The regime was in charge until 1979 when the Vietnamese captured Phonm Penh, the capital of Cambodia. During these four years, nearly two million people died. Most of them imprisoned, tortured and murdered which led to hundreds of mass graves in Cambodia.
S21- Cambodia’s most famous Prison
S21 used to be a high school in its earlier days, which then was turned into a high security prison by the Khmer Rouge. It was one out of 150 execution centres in Cambodia at the time. The prison is located in Phnom Penh and the number of people who were imprisoned is still unknown.
What is known, however, is that out of the estimated 17000-20000 prisoners only a handful survived. People were tortured on a daily basis, forced to write wrong confessions and give up the name of family members, who would then be imprisoned themselves.
S21 is now a museum, informing visitors as well as locals about the tragic history of the country. It is definitely not an easy place to visit. But necessary to understand what actually happened and to know why Cambodia is the way it is.
As a visitor you will be confronted with pictures of prisoners, torture methods, real human skulls and a lot of history.
It wasn’t allowed to take pictures inside, which is why I can only show you pictures of the buildings itself, but even more of a reason for you to experience it for yourself.
How to get to the S21 Prison and what is the entry fee
The prison is located close to the centre of Phnom Penh and I’m sure it would be possible to walk, depending on where you are staying. However, I would recommend taking a Tuk Tuk. You can get the Tuk Tuk to wait for you outside and it will take you to another place after. If you want to visit the Killing Fields on the same day then you will definitely need a Tuk Tuk, since these are located a couple of kilometres out-of-town.
Entry is $5 without an audio guide and $8 with an audio guide. (I would 100% recommend an audio guide!!) The audio guide is available in a lot of different languages as well.
Tip: Pay in dollars, otherwise the exchange rate will be higher.
Killing Fields in Phnom Penh
The Prison could only hold a limited amount of people, which led to a lot of Killing Fields created by the Khmer Rouge. These are mass graves, where prisoners would be transported to in the middle of the night to be executed. In total, the Khmer Rouge was responsible for around 2 million deaths, out of a population of only 8 million people back then.
The best known of these killing fields would be Choeung Ek, which is located 17 kilometres South of Phnom Penh. It was built into a memorial which can be visited by tourists. In the heart of is a Buddhist Stupa, which is filled with more than 5000 human skulls.
The price is $8 dollars for visitors, including an audio guide. The audio guide is this time absolutely necessary as you make your way around the mass graves and the famous killing tree. Most buildings that used to be there, do not exist anymore, so you need to listen to understand what happened there.
Still to this day, the population of Cambodia has to recover from this nightmare.

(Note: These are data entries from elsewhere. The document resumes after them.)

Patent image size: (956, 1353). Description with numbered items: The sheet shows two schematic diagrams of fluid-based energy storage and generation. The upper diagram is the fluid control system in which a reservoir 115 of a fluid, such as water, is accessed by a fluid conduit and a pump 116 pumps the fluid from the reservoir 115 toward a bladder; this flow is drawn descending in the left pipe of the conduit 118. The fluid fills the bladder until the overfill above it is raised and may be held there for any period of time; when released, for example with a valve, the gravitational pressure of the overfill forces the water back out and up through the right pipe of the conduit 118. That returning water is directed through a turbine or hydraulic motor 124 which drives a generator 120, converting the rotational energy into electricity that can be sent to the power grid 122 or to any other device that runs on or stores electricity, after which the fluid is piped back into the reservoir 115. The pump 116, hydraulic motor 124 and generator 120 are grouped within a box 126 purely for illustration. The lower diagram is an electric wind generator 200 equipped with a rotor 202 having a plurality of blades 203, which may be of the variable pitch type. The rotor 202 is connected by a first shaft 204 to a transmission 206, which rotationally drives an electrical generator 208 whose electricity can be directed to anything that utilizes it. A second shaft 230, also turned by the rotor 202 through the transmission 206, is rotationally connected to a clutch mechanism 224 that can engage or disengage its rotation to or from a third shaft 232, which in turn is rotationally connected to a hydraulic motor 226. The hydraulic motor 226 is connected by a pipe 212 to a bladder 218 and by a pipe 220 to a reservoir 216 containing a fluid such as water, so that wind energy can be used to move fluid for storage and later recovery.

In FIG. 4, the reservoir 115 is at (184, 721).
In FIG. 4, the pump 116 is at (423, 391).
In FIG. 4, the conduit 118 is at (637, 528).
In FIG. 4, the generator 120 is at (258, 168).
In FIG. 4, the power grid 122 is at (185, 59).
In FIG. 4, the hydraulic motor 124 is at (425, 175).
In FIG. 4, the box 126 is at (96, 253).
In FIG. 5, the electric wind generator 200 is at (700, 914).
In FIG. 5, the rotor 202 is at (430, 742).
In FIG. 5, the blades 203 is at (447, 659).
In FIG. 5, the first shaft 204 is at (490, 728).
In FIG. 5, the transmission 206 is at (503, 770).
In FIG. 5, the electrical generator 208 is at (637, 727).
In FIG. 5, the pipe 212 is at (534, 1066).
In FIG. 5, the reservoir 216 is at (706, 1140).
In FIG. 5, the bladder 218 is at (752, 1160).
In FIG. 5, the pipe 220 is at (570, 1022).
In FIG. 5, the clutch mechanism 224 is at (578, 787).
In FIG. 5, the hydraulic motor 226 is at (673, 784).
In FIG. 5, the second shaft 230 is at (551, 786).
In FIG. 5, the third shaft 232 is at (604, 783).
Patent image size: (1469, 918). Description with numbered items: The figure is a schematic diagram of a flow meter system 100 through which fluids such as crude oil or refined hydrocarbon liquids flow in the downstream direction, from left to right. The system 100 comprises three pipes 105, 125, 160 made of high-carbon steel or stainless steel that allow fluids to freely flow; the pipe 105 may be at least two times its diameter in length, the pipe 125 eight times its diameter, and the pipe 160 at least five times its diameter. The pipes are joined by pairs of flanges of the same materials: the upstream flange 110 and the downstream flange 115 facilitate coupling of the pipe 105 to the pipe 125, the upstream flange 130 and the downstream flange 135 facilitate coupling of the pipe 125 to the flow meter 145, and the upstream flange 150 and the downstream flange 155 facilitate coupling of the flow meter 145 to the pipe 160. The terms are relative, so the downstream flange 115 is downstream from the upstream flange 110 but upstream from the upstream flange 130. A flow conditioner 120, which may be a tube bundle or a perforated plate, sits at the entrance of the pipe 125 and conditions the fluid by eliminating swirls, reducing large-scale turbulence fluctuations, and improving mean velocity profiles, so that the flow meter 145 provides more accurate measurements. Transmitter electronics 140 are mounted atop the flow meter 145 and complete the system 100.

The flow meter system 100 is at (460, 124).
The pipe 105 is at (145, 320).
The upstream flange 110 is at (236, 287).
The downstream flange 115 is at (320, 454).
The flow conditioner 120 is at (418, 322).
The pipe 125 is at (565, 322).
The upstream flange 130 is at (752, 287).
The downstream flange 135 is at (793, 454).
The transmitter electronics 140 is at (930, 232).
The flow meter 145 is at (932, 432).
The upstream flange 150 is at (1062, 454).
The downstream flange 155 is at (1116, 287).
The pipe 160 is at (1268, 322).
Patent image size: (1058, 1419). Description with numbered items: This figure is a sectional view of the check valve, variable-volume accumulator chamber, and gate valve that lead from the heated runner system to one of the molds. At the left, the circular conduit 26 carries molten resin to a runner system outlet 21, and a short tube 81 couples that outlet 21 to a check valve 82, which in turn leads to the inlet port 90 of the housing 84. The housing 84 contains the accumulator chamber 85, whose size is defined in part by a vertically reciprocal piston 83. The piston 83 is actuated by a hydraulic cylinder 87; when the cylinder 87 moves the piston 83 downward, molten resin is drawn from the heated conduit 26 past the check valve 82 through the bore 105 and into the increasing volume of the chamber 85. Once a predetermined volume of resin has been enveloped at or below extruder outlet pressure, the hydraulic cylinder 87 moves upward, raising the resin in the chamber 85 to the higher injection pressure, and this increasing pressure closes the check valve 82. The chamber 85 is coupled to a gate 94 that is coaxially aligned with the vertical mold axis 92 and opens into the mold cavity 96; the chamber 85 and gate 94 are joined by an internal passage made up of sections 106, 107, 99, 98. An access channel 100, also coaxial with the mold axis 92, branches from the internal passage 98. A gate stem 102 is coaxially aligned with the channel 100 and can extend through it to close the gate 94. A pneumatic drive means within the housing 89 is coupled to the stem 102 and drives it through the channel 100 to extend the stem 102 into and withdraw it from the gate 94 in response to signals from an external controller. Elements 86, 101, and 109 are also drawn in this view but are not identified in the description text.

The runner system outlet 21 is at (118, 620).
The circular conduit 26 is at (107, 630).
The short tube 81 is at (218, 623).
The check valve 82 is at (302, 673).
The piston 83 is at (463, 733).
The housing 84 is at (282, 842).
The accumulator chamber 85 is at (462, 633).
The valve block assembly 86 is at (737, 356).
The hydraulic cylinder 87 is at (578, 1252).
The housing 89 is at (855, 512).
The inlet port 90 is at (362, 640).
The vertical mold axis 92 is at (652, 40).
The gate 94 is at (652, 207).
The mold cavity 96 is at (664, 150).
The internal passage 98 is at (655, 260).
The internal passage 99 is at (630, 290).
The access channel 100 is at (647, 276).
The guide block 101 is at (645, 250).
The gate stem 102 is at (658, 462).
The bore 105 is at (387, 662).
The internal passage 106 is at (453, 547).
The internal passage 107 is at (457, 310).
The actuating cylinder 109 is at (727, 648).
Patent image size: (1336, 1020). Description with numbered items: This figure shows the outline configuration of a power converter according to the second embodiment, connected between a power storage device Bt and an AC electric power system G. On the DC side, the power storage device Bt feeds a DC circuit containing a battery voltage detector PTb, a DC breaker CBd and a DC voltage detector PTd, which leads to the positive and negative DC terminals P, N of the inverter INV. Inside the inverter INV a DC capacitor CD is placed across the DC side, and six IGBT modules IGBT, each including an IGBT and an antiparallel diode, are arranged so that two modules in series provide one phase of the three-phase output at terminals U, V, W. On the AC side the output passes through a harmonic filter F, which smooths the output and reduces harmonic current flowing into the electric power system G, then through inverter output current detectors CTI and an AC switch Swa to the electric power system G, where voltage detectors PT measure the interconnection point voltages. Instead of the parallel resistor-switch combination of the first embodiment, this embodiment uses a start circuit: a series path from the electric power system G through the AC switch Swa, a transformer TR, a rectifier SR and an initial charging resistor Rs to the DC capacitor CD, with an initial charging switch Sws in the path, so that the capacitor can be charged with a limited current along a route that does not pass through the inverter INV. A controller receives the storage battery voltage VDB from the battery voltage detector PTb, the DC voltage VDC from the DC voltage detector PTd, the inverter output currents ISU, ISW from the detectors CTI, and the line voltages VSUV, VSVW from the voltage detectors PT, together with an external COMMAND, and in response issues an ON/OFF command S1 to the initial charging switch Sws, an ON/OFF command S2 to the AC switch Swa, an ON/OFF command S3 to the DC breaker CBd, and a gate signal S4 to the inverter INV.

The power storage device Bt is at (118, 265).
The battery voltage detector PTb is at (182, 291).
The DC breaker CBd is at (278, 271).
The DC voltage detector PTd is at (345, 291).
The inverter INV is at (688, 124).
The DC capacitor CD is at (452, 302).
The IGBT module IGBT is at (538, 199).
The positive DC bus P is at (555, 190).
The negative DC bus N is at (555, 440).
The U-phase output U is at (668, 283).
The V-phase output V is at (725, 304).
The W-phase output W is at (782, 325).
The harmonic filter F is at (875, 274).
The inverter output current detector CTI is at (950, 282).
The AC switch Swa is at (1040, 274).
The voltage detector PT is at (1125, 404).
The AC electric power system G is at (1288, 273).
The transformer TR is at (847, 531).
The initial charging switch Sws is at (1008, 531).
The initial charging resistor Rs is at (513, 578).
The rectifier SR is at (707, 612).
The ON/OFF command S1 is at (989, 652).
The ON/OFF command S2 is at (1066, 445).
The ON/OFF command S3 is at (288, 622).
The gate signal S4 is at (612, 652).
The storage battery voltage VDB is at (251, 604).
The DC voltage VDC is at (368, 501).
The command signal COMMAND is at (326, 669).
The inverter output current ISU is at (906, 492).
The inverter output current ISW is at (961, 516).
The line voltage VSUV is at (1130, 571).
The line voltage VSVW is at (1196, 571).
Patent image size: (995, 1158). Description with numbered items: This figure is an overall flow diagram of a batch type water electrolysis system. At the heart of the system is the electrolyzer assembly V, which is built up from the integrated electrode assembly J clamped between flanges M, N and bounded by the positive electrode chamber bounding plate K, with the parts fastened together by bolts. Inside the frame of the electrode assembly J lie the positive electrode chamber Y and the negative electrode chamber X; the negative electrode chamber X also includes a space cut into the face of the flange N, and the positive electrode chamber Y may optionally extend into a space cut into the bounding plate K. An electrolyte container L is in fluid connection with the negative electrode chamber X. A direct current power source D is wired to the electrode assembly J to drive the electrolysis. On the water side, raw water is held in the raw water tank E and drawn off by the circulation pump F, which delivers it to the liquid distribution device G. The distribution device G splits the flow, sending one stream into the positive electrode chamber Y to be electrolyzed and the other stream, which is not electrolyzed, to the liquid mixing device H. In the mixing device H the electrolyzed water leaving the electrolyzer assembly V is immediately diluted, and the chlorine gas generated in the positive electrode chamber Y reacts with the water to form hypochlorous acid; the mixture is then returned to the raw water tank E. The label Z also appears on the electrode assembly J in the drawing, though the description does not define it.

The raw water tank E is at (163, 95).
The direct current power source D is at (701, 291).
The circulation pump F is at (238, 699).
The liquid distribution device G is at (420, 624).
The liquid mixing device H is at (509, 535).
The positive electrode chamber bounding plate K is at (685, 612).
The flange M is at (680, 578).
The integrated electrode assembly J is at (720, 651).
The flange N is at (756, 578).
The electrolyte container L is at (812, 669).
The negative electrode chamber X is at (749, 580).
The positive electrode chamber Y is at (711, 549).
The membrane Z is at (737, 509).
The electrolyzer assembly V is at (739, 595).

Even those people that survived the Khmer Rouge regime, have lost family members and are still traumatised by the events. Thousands of people became refugees and fled their own country. These factors contribute to Cambodia’s poverty these days.
Overall it’s been a very sad day, but also really informational and educational. Even after I had already entered Cambodia I didn’t really know much about its history. This visit to Phnom Penh has definitely changed that.
I believe, learning about the past and present of a country is fundamental for getting to know a culture. It can’t therefore always be beaches and sunshine.
So if you think you can handle it, then I would recommend a visit to both of these places when traveling to Phnom Penh.